Voor het conservatorium kreeg ik les van Jetske Jansen aan de Delftse Muziekschool en later van Henny van Es. Met de laatste docent werkte ik toe naar deelname aan concoursen en toelating voor het conservatorium. Na toelatingen in verschillende steden was ik in de gelukkige positie dat ik mocht kiezen waar naartoe te gaan. Best een moeilijke keus, Amsterdam trok mij erg, uit Den Haag wilde ik juist weg, omdat ik daar was opgegroeid, en Utrecht leek mij wel een gezellige plek om te studeren.

Lang hoefde ik niet te twijfelen want toenmalig directeur Ton Hartsuiker van het Utrechts Conservatorium belde mij op en zei dat er een docent was die mij graag les wilde geven: Håkon Austbö. Daarom begon ik mijn studie bij hem. Het bijzondere aan zijn lessen was, dat hij je altijd liet nadenken over de klank en de betekenis van de muziek. De klankvorming  was gerelateerd aan de mate van ontspanning van de schouders en armen. Zelf was hij ook beïnvloed daarin door pedagoog Peter Feuchtwanger, waar ik ook een masterclass bij volgde. Zomaar wat doen was er bij Håkon Austbö echt niet bij. Hij had een hekel aan het etaleren van virtuositeit en accepteerde ook niet wanneer zijn studenten zo speelden. Zijn lessen waren erg intens, soms ging er bijna een hele les naar een paar maten van een stuk, keer op keer liet hij je dan experimenteren met de klank, net zolang tot het gewenste resultaat bereikt was. Ook vond hij het belangrijk om een heel breed repertoire te beheersen en zelf speelde hij ook veel 20e-eeuws muziek, zoals Messiaen, Scriabin, Satie, Janacek, Carter.
Håkon Austbö raadde mij aan om mijn vleugels uit te slaan en me te oriënteren op een studie in het buitenland; na 4 jaar sloot ik de studie UM daarom bij hem af. Daarna nam ik nog lessen bij Pieter van Winkel en de Russische pianist Alexander Warenberg, die leerde mij oa. om soms juist afstand te nemen van de piano en de natuur op te zoeken, en deed nog masterclasses aan het Mozarteum in Salzburg bij Tatiana Nikolaeva en Germaine Mounier. om vervolgens in London ver te studeren aan het Royal College of Music bij Yonty Solomon.
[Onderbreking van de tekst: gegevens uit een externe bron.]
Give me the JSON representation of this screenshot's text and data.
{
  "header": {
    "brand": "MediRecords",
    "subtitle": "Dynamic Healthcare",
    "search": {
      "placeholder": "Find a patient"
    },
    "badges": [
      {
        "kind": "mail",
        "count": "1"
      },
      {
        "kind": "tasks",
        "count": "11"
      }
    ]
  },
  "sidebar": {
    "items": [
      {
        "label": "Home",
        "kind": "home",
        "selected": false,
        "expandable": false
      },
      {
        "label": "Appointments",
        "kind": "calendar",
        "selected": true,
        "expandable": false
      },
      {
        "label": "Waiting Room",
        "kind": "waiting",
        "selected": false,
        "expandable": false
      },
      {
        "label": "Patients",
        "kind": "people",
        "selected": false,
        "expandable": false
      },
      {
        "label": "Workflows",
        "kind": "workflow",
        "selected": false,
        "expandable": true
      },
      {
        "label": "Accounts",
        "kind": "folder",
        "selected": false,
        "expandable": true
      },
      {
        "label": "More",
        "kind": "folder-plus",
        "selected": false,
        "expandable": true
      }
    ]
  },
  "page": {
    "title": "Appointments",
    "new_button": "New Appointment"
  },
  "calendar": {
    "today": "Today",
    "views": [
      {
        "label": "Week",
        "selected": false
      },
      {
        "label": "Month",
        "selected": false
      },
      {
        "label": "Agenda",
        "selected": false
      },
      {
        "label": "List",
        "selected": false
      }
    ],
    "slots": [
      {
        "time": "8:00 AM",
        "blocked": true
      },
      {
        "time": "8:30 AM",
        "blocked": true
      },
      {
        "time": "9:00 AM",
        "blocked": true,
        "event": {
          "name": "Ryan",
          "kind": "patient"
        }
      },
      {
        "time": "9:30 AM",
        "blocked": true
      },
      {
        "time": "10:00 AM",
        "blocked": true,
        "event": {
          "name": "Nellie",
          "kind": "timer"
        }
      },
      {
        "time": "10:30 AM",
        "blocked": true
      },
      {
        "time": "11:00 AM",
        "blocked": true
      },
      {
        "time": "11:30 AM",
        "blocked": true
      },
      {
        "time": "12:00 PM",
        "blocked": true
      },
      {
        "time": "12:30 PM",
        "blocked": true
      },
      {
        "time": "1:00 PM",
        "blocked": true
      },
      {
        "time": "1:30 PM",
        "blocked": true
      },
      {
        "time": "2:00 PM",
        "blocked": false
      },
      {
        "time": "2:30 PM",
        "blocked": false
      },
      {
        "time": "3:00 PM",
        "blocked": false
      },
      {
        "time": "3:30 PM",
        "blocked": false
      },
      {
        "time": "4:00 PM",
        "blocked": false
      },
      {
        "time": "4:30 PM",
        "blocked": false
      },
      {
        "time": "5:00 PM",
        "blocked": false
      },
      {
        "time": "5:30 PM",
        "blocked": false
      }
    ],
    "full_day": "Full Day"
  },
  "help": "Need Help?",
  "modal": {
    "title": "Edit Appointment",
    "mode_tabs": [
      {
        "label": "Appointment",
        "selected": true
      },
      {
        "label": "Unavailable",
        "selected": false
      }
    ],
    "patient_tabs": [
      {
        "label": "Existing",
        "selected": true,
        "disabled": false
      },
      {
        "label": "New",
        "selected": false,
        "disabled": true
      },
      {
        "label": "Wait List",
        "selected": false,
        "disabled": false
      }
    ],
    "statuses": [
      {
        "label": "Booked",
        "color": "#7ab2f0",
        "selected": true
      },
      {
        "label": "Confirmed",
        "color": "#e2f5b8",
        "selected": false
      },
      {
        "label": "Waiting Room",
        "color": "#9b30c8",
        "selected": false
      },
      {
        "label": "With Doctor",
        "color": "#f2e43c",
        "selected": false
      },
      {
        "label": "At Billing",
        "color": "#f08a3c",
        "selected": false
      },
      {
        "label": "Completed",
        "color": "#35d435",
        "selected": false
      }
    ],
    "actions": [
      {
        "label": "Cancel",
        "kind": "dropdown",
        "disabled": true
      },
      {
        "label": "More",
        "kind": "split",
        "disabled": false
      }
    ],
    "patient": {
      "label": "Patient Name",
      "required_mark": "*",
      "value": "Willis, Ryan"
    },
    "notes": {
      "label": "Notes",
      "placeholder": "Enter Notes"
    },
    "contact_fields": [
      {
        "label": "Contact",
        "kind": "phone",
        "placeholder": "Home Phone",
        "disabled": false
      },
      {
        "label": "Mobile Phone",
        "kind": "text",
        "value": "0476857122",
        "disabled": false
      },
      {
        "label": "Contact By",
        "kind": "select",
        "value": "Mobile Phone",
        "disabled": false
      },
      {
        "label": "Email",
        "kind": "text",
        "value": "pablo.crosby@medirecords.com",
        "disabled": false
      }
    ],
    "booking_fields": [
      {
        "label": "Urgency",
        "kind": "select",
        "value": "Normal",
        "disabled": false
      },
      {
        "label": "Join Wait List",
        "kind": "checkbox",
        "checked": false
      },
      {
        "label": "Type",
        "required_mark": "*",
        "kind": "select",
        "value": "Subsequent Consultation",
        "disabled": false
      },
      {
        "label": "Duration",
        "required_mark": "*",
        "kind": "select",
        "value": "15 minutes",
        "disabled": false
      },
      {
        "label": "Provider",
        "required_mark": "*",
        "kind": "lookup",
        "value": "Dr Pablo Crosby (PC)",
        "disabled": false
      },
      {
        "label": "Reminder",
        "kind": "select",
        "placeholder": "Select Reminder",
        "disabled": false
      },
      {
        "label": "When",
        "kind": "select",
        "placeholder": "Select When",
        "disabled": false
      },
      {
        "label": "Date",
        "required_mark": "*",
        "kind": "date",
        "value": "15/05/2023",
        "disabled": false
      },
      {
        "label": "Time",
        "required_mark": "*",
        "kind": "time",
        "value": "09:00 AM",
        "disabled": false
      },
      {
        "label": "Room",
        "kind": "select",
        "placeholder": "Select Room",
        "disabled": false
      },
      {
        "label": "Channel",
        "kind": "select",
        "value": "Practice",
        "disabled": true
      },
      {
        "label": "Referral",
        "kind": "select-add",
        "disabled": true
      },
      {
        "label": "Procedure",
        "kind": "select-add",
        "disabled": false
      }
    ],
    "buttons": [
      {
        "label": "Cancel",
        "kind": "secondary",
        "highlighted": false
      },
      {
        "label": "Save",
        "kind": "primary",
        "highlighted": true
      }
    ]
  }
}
Bij Yonty Solomon ging het veelal om de grote lijn en om veel repertoire te doen. Vaak begon hij met je enorm te prijzen om vervolgens toch nog op een aantal zaken te wijzen. Naast de studie aan het RCM was het geweldig om naar zoveel concerten en opera’s te kunnen gaan in deze wereldstad. Ditzelfde gold voor studeren in New York: heerlijk om naar de Met te gaan. Het goedkoopste kaartje was 7 dollar, dan zag je wel niks van het podium, maar vaak kon je even na aanvang wel een betere stoel bemachtigen.

Aan de Manhattan School of Music studeerde ik bij Nina Svetlanova, een intrigerende en inspirerende persoonlijkheid. Door haar leerde ik nadenken over de choreografie van de bewegingen die je maakt als je speelt, het ging daarbij absoluut niet om grote bewegingen, eerder het tegendeel, het betrof meer een mentale oefening. Ook vond zij het belangrijk dat je kon zingen wat je speelde, en dat je een melodie op de piano als een zanger uitvoerde.

In Finland nam ik deel aan een masterclass van Bella Davidovich en kreeg vervolgens les van haar in New York. Zij legde veel nadruk op het exact kennen van de partituur. Tijdens de lessen bleef zij hameren op ieder detail door de componist genoteerd. Dynamische aanduidingen moesten in een extreem langzaam tempo worden ingestudeerd, zonder pedaal.

Tussen de studies door kreeg ik nog wat lessen van Ton Hartsuiker en Herman Uhlhorn, beide pianisten met zeer veel ervaring en specifieke aandachtsgebieden: resp. hedendaagse/20e-eeuwse muziek en ritmische perfectie en controle over de aanslag.